Uma identidade religiosa sólida e sadia se caracteriza por uma capacidade de fazer escolhas pessoais movidas pelas convicções profundas que não são abaladas pela cultura do imediato e prazerosas a todo custo. O sujeito se possui e se dá livremente aos outros, norteando-se por princípios que lhe imprimem uma ética e moralidade. Respeita e luta por valores da convivência humana como justiça, direitos, paz… e vive valores morais e religiosos que expressam em sua forma de crer e de relacionar-se com o transcendente. Não despreza o humano em si, mas o acolhe e cuida como dom que é oferecido e compartilhado no que faz e vive. Mostra-se sereno mesmo diante daqueles que pensam de modo diferente do seu, não se escandaliza quando um coirmão abandona a própria vocação ou redimensiona-a em outras escolhas, nem o execra à perdição. Compadece-se com o sofrimento alheio e é prudente nos julgamentos que emite. Não se compraz com os fracassos dos outros e sabe aceitar os seus com humildade e reconhecimento. Mantém-se fiel aos seus princípios, mesmo quando as situações podem ridicularizá-lo. Transmite paz e alegria, pois não pretende ser melhor que os outros e se alegra com os sucessos deles. Mantém um equilíbrio entre suas emoções expressas com controle e suas idéias e pensamentos. Continua aberto para aprender e ser criativo no modo de gerir sua vida e naquilo que propõe aos outros. Aceita a idade que tem, desfrutando-a dentro das condições e oportunidades que o cercam. Está satisfeito consigo por ter consciência de ter vivido suas fases da vida como elas aconteceram e pelos ensinamentos que absorveu. Não nega seu passado por mais pesaroso que tenha sido, porque acredita ter sido o protagonista da própria história com seus altos e baixos, mas é esta história que viveu e lhe pertence. Sabe perdoar os que o magoam ou ofendem, não guardando rancor e nem desejo de vingança. Reconhece suas fraquezas e as aceita, não as vendo como empecilho para sua felicidade, mas as integra na aceitação de sua humanidade frágil, porém capaz de sobreviver a elas porque apoiado nas suas convicções maiores.
Conclusão:
A complexidade do processo da formação da identidade pessoal, nos seus meandros e sutilezas, permite, aos poucos, identificar um sujeito como único e original.

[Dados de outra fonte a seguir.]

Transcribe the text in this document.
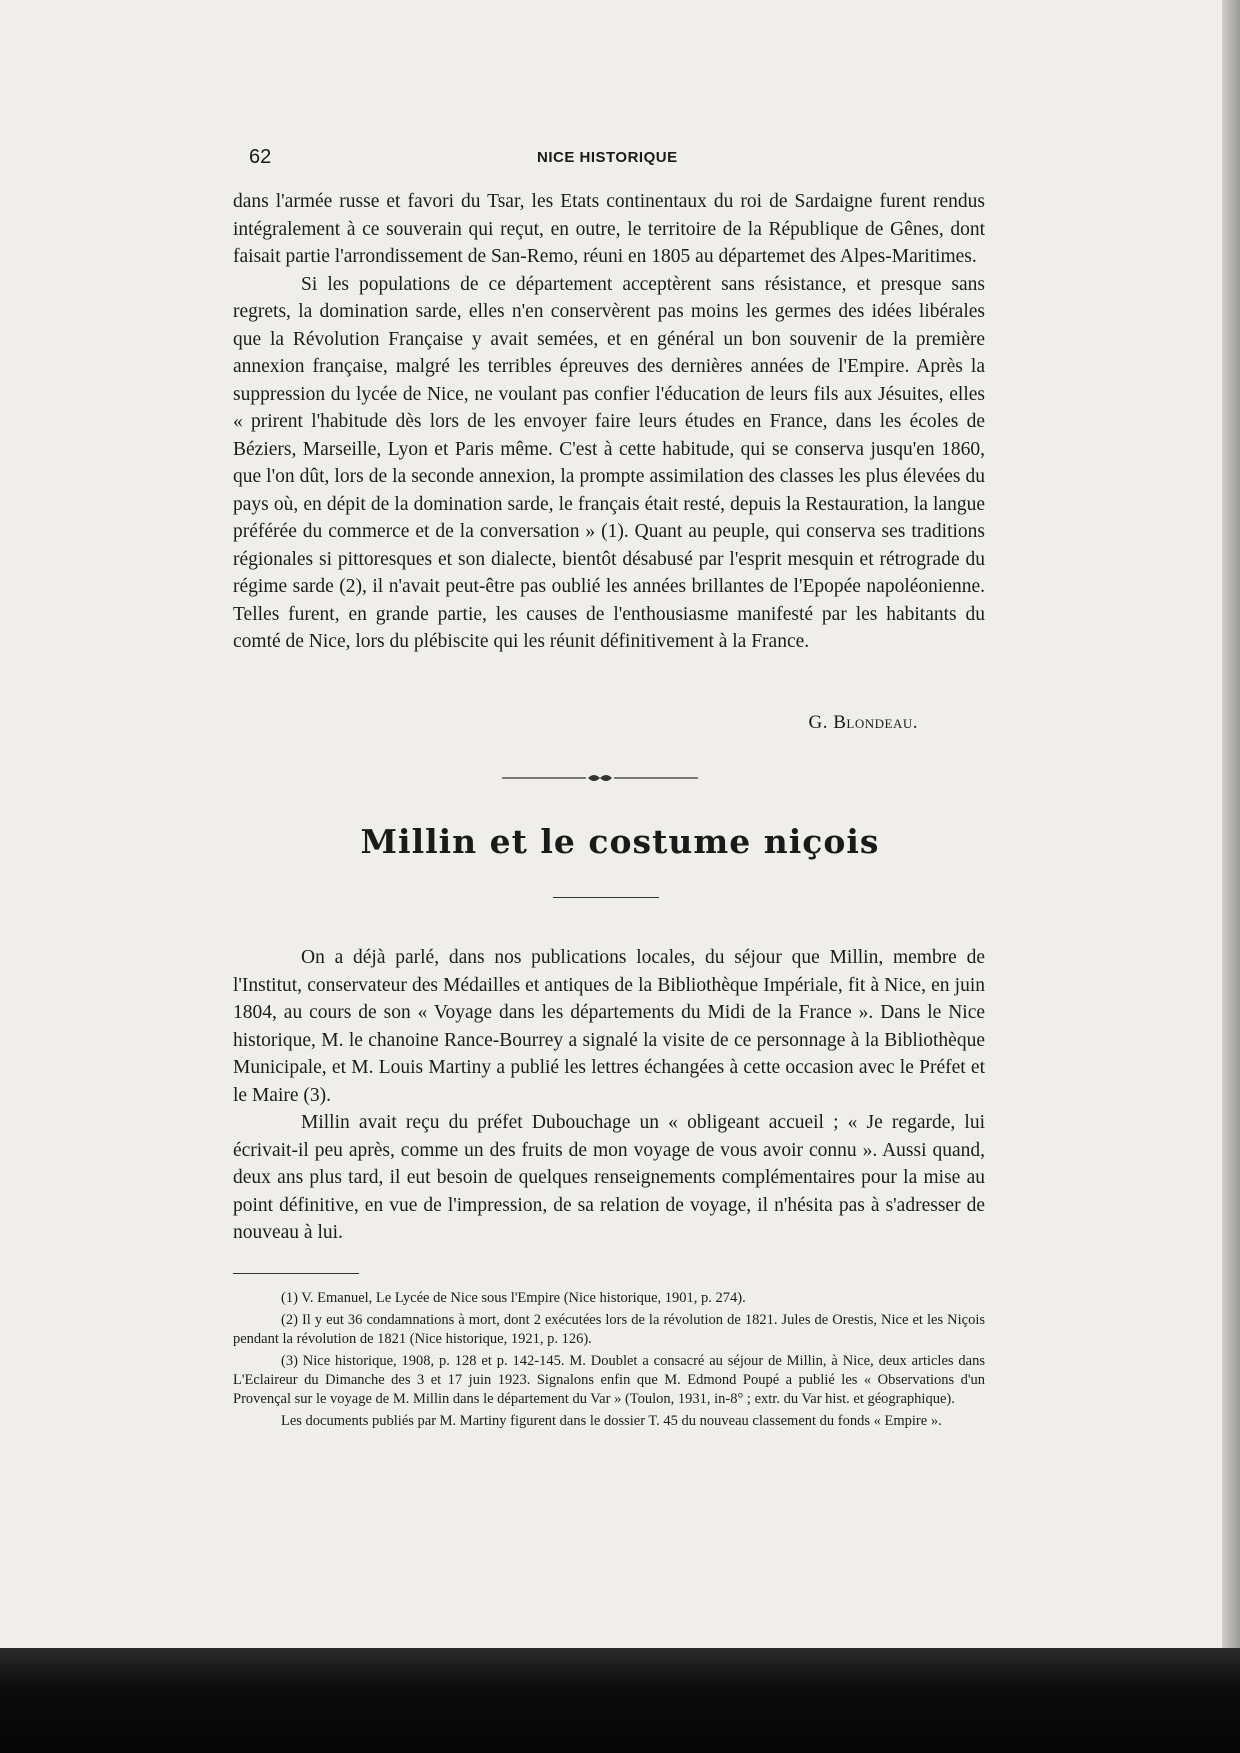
62	NICE HISTORIQUE

dans l'armée russe et favori du Tsar, les Etats continentaux du roi de Sardaigne furent rendus intégralement à ce souverain qui reçut, en outre, le territoire de la République de Gênes, dont faisait partie l'arrondissement de San-Remo, réuni en 1805 au départemet des Alpes-Maritimes.

Si les populations de ce département acceptèrent sans résistance, et presque sans regrets, la domination sarde, elles n'en conservèrent pas moins les germes des idées libérales que la Révolution Française y avait semées, et en général un bon souvenir de la première annexion française, malgré les terribles épreuves des dernières années de l'Empire. Après la suppression du lycée de Nice, ne voulant pas confier l'éducation de leurs fils aux Jésuites, elles « prirent l'habitude dès lors de les envoyer faire leurs études en France, dans les écoles de Béziers, Marseille, Lyon et Paris même. C'est à cette habitude, qui se conserva jusqu'en 1860, que l'on dût, lors de la seconde annexion, la prompte assimilation des classes les plus élevées du pays où, en dépit de la domination sarde, le français était resté, depuis la Restauration, la langue préférée du commerce et de la conversation » (1). Quant au peuple, qui conserva ses traditions régionales si pittoresques et son dialecte, bientôt désabusé par l'esprit mesquin et rétrograde du régime sarde (2), il n'avait peut-être pas oublié les années brillantes de l'Epopée napoléonienne. Telles furent, en grande partie, les causes de l'enthousiasme manifesté par les habitants du comté de Nice, lors du plébiscite qui les réunit définitivement à la France.

G. Blondeau.
Millin et le costume niçois

On a déjà parlé, dans nos publications locales, du séjour que Millin, membre de l'Institut, conservateur des Médailles et antiques de la Bibliothèque Impériale, fit à Nice, en juin 1804, au cours de son « Voyage dans les départements du Midi de la France ». Dans le Nice historique, M. le chanoine Rance-Bourrey a signalé la visite de ce personnage à la Bibliothèque Municipale, et M. Louis Martiny a publié les lettres échangées à cette occasion avec le Préfet et le Maire (3).

Millin avait reçu du préfet Dubouchage un « obligeant accueil ; « Je regarde, lui écrivait-il peu après, comme un des fruits de mon voyage de vous avoir connu ». Aussi quand, deux ans plus tard, il eut besoin de quelques renseignements complémentaires pour la mise au point définitive, en vue de l'impression, de sa relation de voyage, il n'hésita pas à s'adresser de nouveau à lui.

(1) V. Emanuel, Le Lycée de Nice sous l'Empire (Nice historique, 1901, p. 274).

(2) Il y eut 36 condamnations à mort, dont 2 exécutées lors de la révolution de 1821. Jules de Orestis, Nice et les Niçois pendant la révolution de 1821 (Nice historique, 1921, p. 126).

(3) Nice historique, 1908, p. 128 et p. 142-145. M. Doublet a consacré au séjour de Millin, à Nice, deux articles dans L'Eclaireur du Dimanche des 3 et 17 juin 1923. Signalons enfin que M. Edmond Poupé a publié les « Observations d'un Provençal sur le voyage de M. Millin dans le département du Var » (Toulon, 1931, in-8° ; extr. du Var hist. et géographique).

Les documents publiés par M. Martiny figurent dans le dossier T. 45 du nouveau classement du fonds « Empire ».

Neste processo, quando faz uma escolha vocacional, esta imprime nele um novo modo de ser em sua originalidade, que afeta e repercute no modo de viver sua vida. Quando sua escolha se dá no âmbito da vida consagrada sua identidade se reveste de uma faceta perenística que exige dele uma postura de permanente atenção na vivência de sua dinâmica no mundo (globalizado) em contínuas mudança. Os novos paradigmas que surge daí expõem sua identidade vocacional a novas adaptações para poder continuar sendo significativa como identidade pessoal vocacionada.